L’homme qui lui aurait rendu visite à l’Hospice, serait Boissy.

D’après un autre rapport de police du 14 mai 1890, Dervieux dit l’Abruti, racontait que Carron aurait fait disparaître dans la nuit qui a précédé son arrestation, un paquet assez volumineux, en le jetant dans la Saône, entre la passerelle Saint-Vincent et le pont de la Feuillée. Ce paquet aurait contenu des matières ou objets compromettants. On avait dû trouver quai Pierre Scize chez Marie Carron, des papiers brûlés, calcinés. C’était les papiers d’inscriptions des anarchistes lyonnais, les correspondances avec Paris et autres endroits, ainsi que d’autres documents importants dont Cadeaux était dépositaire.
Selon un rapport du 17 mai 1890, Marie Carron était la maîtresse de plusieurs anarchistes : Monnier, Dervieux et Vitre se seraient vantés d’avoir contribué à la mettre enceinte.

La presse dressa un tout autre portrait de Marie Carron, d’après le Lyon républicain, elle déclara que son amant était Guinet, Cadeaux venait simplement rendre visite à Guinet qui était son ami, elle n’était pas au courant de la fabrication de dynamite.
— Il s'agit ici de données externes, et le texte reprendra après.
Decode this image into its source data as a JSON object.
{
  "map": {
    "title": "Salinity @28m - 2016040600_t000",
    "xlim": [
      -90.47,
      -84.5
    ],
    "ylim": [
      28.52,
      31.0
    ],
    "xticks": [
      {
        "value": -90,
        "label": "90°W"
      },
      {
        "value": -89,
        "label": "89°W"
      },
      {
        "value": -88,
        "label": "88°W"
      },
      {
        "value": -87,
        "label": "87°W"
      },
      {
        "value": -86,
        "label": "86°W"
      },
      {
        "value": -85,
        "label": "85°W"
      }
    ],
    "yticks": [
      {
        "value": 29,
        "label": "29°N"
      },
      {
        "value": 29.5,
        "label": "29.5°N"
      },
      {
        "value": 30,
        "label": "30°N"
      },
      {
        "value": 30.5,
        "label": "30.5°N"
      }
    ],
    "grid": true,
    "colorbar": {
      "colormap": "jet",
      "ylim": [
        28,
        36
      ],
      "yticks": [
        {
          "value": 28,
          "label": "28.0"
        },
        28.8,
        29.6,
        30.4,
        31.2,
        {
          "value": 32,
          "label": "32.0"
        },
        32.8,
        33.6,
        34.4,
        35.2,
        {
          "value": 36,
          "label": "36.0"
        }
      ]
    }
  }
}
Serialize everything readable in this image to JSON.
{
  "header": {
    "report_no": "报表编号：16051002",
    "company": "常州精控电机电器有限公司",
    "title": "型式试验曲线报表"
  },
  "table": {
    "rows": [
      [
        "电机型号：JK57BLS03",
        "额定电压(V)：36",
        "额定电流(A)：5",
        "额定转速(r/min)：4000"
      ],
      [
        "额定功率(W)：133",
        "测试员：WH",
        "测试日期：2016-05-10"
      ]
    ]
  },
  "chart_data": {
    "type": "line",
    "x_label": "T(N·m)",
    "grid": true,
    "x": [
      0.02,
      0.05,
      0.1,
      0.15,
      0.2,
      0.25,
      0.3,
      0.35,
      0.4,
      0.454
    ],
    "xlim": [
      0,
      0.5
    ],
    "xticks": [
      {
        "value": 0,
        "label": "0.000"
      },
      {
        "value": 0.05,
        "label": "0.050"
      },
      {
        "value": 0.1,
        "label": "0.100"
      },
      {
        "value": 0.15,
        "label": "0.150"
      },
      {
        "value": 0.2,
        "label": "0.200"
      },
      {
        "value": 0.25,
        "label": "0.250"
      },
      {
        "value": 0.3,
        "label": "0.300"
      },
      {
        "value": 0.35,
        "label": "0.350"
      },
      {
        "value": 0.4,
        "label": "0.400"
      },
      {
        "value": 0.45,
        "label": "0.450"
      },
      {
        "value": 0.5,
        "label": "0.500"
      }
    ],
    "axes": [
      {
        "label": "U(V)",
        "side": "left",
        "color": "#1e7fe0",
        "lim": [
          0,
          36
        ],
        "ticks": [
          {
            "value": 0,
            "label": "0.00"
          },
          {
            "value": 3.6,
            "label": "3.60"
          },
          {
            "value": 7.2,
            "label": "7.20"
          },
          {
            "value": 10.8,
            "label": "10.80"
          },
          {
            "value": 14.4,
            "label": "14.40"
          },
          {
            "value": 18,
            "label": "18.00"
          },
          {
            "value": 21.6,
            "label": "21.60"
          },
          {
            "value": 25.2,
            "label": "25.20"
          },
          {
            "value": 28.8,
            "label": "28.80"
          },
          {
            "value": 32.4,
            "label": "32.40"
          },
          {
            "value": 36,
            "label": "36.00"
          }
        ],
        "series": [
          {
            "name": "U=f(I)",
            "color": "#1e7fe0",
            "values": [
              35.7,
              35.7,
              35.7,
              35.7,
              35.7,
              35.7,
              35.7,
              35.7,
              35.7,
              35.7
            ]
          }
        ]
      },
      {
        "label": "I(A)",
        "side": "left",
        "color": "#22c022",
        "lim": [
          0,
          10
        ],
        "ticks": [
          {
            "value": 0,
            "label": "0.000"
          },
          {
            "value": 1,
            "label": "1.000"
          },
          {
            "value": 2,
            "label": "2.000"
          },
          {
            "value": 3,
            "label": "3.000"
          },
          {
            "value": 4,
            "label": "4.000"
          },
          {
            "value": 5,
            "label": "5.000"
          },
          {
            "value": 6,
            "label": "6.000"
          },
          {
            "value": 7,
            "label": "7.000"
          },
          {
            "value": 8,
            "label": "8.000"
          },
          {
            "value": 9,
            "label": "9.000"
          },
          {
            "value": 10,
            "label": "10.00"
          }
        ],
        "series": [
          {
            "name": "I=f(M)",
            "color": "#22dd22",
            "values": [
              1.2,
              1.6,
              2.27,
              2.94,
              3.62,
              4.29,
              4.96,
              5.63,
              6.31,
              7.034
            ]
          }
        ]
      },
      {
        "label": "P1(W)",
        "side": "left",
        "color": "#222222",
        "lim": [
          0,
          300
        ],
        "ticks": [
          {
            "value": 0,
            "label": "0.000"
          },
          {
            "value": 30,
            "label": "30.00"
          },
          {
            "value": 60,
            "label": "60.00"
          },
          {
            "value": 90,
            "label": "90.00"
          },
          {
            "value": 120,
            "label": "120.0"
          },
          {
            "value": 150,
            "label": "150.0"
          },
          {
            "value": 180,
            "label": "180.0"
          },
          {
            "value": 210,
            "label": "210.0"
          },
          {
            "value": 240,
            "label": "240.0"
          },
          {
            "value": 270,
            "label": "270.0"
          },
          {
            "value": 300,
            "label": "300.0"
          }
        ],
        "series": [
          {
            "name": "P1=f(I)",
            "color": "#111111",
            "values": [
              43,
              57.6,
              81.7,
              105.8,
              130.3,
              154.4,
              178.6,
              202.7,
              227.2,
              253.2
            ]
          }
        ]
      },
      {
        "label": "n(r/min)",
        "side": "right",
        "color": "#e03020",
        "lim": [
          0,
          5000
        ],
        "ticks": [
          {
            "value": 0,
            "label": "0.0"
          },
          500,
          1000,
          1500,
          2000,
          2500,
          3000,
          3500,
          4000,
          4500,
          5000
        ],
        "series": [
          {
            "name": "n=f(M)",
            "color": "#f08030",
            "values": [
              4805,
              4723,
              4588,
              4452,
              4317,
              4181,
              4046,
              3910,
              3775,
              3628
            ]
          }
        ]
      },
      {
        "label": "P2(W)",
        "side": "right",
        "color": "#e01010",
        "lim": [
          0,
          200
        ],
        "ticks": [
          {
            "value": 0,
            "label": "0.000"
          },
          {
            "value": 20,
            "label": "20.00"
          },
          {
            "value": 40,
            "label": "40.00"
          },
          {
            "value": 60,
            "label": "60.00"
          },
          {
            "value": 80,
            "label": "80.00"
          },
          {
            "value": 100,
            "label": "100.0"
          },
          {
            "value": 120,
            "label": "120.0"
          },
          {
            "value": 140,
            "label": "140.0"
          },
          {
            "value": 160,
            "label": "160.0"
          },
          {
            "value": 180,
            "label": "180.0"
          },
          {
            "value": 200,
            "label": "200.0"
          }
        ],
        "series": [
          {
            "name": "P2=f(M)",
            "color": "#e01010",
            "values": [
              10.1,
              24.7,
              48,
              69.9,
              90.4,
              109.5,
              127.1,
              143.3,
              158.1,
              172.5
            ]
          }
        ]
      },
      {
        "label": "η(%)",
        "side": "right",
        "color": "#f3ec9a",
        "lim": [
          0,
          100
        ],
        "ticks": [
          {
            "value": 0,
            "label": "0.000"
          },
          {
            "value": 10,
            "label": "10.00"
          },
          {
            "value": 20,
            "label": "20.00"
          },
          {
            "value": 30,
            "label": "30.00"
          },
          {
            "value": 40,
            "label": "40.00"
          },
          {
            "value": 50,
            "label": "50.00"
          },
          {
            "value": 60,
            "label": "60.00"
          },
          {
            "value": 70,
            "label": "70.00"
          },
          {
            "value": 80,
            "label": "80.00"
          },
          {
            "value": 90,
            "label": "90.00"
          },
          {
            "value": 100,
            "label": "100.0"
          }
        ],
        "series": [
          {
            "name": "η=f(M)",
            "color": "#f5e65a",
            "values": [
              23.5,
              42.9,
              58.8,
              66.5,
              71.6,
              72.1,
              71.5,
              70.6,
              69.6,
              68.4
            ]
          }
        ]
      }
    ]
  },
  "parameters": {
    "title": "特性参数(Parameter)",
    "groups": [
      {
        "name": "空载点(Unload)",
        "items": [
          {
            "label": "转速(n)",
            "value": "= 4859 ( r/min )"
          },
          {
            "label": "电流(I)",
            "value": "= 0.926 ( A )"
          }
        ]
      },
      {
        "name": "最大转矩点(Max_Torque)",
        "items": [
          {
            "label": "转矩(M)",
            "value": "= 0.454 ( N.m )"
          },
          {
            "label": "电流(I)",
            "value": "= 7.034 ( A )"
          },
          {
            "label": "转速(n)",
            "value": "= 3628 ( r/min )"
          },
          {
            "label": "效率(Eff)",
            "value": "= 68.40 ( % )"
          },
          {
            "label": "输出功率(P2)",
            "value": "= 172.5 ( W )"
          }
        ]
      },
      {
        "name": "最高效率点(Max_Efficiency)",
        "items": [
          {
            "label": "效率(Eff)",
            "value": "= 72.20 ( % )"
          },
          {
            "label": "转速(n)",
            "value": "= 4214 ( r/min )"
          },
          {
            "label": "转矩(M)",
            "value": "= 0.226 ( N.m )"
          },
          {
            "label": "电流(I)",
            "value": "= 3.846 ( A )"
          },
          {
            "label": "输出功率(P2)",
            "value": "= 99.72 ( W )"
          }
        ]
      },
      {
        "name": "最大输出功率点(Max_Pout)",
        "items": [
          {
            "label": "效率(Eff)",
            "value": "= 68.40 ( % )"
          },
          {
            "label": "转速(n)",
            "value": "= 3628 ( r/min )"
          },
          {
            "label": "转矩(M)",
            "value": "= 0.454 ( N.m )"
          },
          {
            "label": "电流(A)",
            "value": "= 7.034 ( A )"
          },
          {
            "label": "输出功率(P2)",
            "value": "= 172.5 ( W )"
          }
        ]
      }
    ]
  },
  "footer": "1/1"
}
La presse lyonnaise rendit compte de son interrogatoire devant le juge d’instruction mais n’évoqua jamais ses relations éventuelles avec d’autres anarchistes.

Le 2 août 1893, Marie Carron donna naissance à un garçon, Jean Antoine, n’ayant pas été reconnu par son père, il porta le nom de sa mère, la naissance fut déclarée par des employés de l’Hospice de la Charité.